Los Angeles, California
Minneapolis-St. Paul, Minnesota
New York City, New York
Typical work environment
Due to the nature of a soil technician’s work, their time is usually spent both out in the field, where they collect soil samples from construction sites and farmland, and in the lab, where they analyze the samples and develop recommendations based on their findings. You’ll need to work in all weather conditions in many different environments, depending on the worksite, and be prepared for different safety procedures.
The typical work hours for a soil technician are from 9 AM to 5 PM, Monday through Friday, typically in an office or laboratory setting, or in the field.
Because soil technicians are needed in so many different industries, the market for soil technicians is flourishing, and certifications are available to help you advance your career.
Aggregate/Soils Base Testing Technician. Offered through the American Concrete Institute, this certification program is available nationwide. The certification requires prior experience and knowledge of performing, recording, and analyzing soil/aggregate samples in the field and in the laboratory. The certification program reviews AASHTO/ASTM standards to prepare you for both the written and performance exams.
Construction Materials Testing Soils Certification. The NICET certification program prepares technicians for working in the field and in the lab with materials collected from construction sites. The program has four levels, beginning with the basics in Level I of sampling standards, how to collect samples, how to test and identify samples, and safety procedures on a construction site and moving up to level IV, which prepares candidates to work in managing roles.
Certified Professional Soil Scientist. The Soil Science Society of America offers this certification program, which requires a Bachelor’s degree, with five years post-degree experience, 15 soil-specific credit hours, and 45 credit hours of supporting classes. The program both adds credibility to your portfolio as well as helps you better serve your clients.
The path to becoming a soil technician starts with earning an associate degree, preferably with courses in ecology, biology, chemistry, and global environmental issues. Advancements in supervisory and managerial positions are higher for those who complete at least a bachelor’s degree program. Faculty and leading research positions may require the completion of a master’s or doctoral degree program. Employers often prefer candidates with Environmental Professional certification.

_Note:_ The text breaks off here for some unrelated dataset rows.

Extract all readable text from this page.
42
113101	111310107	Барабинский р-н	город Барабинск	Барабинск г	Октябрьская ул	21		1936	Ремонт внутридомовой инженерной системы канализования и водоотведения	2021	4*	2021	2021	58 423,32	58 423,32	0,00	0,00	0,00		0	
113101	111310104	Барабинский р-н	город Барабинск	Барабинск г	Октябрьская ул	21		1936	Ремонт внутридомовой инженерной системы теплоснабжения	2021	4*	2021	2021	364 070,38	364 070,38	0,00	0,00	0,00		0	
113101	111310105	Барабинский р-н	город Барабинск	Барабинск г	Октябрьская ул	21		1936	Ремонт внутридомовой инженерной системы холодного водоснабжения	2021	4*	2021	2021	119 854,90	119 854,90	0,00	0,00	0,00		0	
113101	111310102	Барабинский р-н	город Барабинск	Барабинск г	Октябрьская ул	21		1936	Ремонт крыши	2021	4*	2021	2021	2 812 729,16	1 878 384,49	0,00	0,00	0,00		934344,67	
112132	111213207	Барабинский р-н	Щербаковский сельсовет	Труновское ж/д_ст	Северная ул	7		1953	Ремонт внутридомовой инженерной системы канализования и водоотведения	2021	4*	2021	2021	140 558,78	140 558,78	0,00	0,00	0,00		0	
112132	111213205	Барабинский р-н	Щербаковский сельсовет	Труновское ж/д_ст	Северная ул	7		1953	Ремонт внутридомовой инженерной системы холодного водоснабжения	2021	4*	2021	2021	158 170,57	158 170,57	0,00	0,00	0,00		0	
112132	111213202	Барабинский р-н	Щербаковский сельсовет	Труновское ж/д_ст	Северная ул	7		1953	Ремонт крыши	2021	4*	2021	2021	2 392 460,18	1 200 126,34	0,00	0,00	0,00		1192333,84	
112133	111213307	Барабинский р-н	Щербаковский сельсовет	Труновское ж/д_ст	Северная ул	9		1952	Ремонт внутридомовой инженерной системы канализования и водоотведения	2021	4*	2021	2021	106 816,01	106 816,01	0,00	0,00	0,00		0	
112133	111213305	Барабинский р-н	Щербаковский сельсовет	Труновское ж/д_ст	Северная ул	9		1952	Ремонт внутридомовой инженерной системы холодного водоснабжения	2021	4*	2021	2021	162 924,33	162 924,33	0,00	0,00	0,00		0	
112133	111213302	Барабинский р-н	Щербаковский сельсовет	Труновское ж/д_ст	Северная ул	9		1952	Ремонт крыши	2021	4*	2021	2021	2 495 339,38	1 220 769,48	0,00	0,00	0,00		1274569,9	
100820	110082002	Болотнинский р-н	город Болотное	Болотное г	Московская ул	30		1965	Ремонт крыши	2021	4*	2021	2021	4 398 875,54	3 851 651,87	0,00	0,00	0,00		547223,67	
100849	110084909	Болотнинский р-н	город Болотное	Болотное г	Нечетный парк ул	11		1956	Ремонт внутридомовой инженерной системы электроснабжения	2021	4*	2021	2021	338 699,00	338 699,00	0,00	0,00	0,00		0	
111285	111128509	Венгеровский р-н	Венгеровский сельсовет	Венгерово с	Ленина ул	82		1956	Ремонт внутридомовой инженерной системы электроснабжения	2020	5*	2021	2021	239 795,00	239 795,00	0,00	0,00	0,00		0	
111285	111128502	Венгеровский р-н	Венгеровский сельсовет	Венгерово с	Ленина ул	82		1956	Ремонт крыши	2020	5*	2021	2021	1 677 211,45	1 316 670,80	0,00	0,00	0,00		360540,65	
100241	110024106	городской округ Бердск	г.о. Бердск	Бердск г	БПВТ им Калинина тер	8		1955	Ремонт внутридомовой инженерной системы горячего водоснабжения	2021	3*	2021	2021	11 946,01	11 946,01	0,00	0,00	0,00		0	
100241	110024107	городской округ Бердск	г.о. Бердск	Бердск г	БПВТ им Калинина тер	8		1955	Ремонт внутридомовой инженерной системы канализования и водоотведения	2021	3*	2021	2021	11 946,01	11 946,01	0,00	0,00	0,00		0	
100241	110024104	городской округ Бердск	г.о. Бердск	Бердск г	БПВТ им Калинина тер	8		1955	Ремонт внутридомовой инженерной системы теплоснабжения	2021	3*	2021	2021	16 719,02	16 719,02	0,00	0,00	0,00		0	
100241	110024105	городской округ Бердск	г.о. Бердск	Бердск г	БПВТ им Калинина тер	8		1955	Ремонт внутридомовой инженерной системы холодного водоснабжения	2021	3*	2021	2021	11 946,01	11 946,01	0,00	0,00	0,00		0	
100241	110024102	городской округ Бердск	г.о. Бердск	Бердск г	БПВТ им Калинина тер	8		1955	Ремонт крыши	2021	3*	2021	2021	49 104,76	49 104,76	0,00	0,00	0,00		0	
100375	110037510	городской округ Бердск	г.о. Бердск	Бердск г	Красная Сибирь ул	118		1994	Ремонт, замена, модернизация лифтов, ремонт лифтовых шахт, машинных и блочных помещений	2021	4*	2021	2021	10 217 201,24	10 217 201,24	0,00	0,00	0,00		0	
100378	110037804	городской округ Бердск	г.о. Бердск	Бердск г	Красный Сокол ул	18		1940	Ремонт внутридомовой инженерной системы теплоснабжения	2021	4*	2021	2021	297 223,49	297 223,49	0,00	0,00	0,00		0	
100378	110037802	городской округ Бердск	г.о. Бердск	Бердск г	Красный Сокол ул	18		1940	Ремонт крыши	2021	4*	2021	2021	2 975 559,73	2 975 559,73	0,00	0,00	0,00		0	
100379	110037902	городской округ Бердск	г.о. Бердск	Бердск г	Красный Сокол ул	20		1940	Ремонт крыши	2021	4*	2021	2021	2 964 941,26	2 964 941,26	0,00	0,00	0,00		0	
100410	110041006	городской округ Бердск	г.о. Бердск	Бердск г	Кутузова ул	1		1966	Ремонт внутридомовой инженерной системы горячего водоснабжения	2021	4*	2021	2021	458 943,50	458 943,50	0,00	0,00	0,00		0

US, Bureau of Labor Statistics’ job outlook
SOC Code: 19-4043
Projected Employment in 2030
Projected 2020-2030 Percentage Shift
Projected 2020-2030 Numeric Shift
Soil technicians will be expected to make valuable recommendations on how to balance growing environmental concerns with the ever-increasing demands of population growth. The need for energy, environmental protection, and responsible land and resource management should spur demand for this position.
Sample interview questions
What qualities should a soil technician have?

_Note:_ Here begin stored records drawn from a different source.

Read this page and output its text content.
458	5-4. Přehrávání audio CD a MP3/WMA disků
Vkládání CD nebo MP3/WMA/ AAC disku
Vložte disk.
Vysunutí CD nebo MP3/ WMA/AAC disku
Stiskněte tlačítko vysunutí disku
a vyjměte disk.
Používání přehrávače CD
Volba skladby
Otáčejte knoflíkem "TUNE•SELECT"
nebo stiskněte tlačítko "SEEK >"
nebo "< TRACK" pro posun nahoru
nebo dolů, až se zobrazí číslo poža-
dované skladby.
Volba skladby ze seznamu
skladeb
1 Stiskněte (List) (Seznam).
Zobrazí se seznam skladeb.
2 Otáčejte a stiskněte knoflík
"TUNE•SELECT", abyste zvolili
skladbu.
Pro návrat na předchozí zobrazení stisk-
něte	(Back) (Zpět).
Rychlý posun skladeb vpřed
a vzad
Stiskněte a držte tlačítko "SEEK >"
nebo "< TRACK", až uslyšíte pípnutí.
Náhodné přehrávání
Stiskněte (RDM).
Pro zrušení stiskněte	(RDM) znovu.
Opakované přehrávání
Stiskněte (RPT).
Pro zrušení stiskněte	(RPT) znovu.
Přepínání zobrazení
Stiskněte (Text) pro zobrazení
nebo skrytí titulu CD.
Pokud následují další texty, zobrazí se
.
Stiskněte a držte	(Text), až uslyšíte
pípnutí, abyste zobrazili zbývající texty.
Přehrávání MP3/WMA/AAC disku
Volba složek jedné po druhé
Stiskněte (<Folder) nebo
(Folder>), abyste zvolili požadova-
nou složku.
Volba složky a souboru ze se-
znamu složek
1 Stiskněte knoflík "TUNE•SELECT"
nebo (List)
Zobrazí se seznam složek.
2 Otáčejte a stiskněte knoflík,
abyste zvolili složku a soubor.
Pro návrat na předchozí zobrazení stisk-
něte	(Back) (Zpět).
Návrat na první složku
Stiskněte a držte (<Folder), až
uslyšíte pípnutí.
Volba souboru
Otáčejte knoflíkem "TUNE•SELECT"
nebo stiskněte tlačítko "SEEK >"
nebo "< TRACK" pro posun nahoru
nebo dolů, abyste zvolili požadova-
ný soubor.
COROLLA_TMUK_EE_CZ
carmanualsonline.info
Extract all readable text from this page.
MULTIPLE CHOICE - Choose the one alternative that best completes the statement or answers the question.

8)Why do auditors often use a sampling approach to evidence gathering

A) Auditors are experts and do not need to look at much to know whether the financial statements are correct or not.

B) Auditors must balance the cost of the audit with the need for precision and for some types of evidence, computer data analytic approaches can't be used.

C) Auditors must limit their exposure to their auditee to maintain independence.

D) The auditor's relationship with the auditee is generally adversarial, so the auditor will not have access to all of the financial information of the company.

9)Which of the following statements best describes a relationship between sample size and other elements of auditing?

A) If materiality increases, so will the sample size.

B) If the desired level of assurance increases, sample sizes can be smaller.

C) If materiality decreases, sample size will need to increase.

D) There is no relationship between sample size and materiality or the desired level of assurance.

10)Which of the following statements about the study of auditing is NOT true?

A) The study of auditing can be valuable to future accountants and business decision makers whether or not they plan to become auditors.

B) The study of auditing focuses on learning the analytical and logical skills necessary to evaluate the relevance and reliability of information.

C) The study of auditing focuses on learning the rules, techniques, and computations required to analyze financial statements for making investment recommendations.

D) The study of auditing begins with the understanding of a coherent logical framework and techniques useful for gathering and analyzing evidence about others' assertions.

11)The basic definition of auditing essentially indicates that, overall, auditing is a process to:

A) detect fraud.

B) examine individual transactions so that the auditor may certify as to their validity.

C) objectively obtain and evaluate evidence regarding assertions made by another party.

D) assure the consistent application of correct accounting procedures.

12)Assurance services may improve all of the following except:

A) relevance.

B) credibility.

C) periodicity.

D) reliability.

Where do you see your career heading in the next five years?
What makes you believe you will make a good soil technician?
What was the most difficult project you’ve worked on? How did you work through the challenges that occurred throughout the project?
How do you communicate the technical aspects of a project with someone who doesn’t have a technical background?
Tell me about a time you analyzed data from soil samples and used your knowledge to make the best recommendations.
Tell me about a time you made a mistake. How did you correct your error?
How do you manage your time when working on a project?
Describe an experience where you used new technology in the field to improve a project.
Explain your process for double-checking your work to avoid mistakes.
Describe a time you provided support in planning a project to make sure environmental regulations and policies were followed.